[dm-devel] [PATCH 0/4][RFC] dm-core: full barrier support

Sun Jan 11 19:28:29 UTC 2009

On Thu, 8 Jan 2009, Milan Broz wrote:

> This patchset is just resend for new kernel of a barrier implementation.
> 
> Please note that it is more request for discussion...
> 
> [PATCH 1/4] dm-core: remove current partial barrier implementation
> 
> [PATCH 2/4] dm-core: Add zero-size barrier processing to device-mapper
> 
> [PATCH 3/4] dm-core: Process barrier request with payload in device-mapper
> 
> [PATCH 4/4] dm-core: Implement waiting for barrier in dm_suspend request
> 
> 
> Milan
> --
> mbroz at redhat.com

Hi

I looked at the patches.

There are few fixable technical bugs:

* After you submit a barrier, you wait for completion of the barrier and 
preceding requests. Yet, in your implementation the barrier request may 
be reordered with preceding requests and this is against barrier 
specification. There need to be two waits, one before submitting the 
barrier and one after.

* If you endio a barrier request, you end the request and then call 
DM_WQ_BARRIER_POST that flushes caches. You must flush caches first and 
then do bio_endio (so that when the barrier request finishes, data are 
certainly on the disk).

* what about DM_ENDIO_REQUEUE and the pushback queue? Alasdair, please 
describe what is it used for (there is usage of this in mpath and raid1). 
With two queues it is impossible to get barrier ordering right, this needs 
somehow to be changed to one-queue design --- biolists deferred and 
pushback joined. It would be best to remove DM_ENDIO_REQUEUE, if it is 
possible.

* if you clear DMF_BLOCK_IO, you don't run the deferred queue --- it would 
produce lockup if barrier and non-barrier requests were submitted 
simultaneously (the non-barrier request gets queued on the deferred queue 
because of DMF_BLOCK_IO, but not dequeued when the barrier finishes). 
Single filesystems usually don't do it --- but they are allowed to --- for 
example to run direct io in parallel with journal commit. Another 
possibility when this lockup happens is when the filesystem is mounted 
read-wriet and the admin runs fsck in read-only mode.
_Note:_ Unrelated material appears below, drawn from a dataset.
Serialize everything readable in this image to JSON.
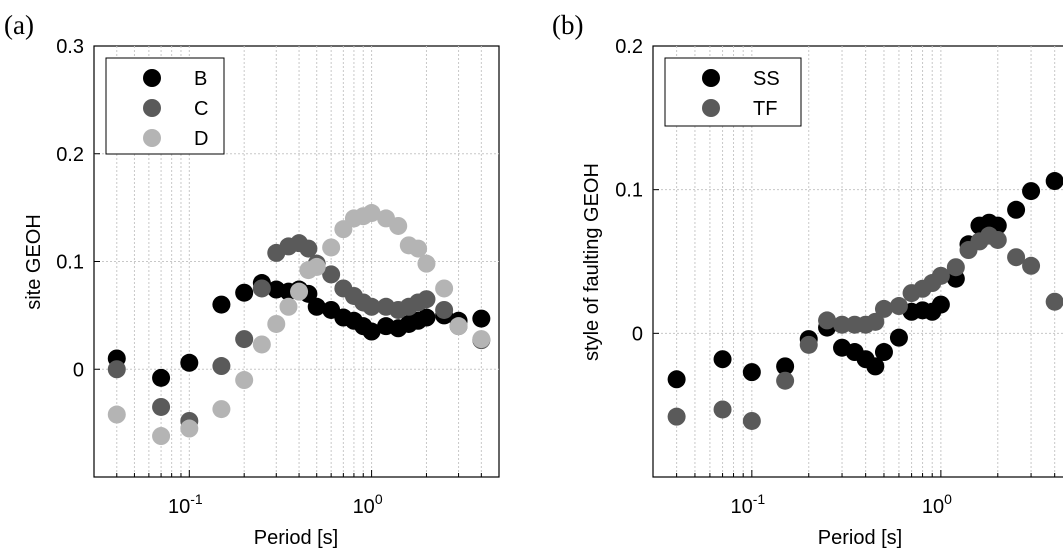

* maybe the patch could be simplified somehow, not all the branches are 
needed (for example join DM_WQ_BARRIER and DM_WQ_BARRIER_POST).

--- and the main issue with the patch:

The patch waits in dm_request routine until the barrier finishes. This is 
allowed (there is no deadlock or crash hapenning because of it), but it 
basically turns asynchronous IO into synchronous IO and degrades 
performance.

As it turned out in my discussion before Christmas on lkml, all the 
current in-kernel filesystems use barriers in a synchronous way, so there 
is no problem with synchronous waiting inside dm_request now. But using 
barriers in a synchronous way supresses any performance advantage barriers 
could bring (you can replace synchronous barriers with hw-cache flushes 
and get the same performance with simpler code). If someone ever 
introduces async-barrier filesystem into kernel, synchronous processing 
will kill performance.

So this synchronous waiting is not a performance problem now but it may be 
problem in the future.

I have thought about it and written an implementation of asynchronous 
barriers --- it works by passing the requests to kdmflush and it returns 
immediatelly from dm_request. I'll post it in a few days.

Mikulas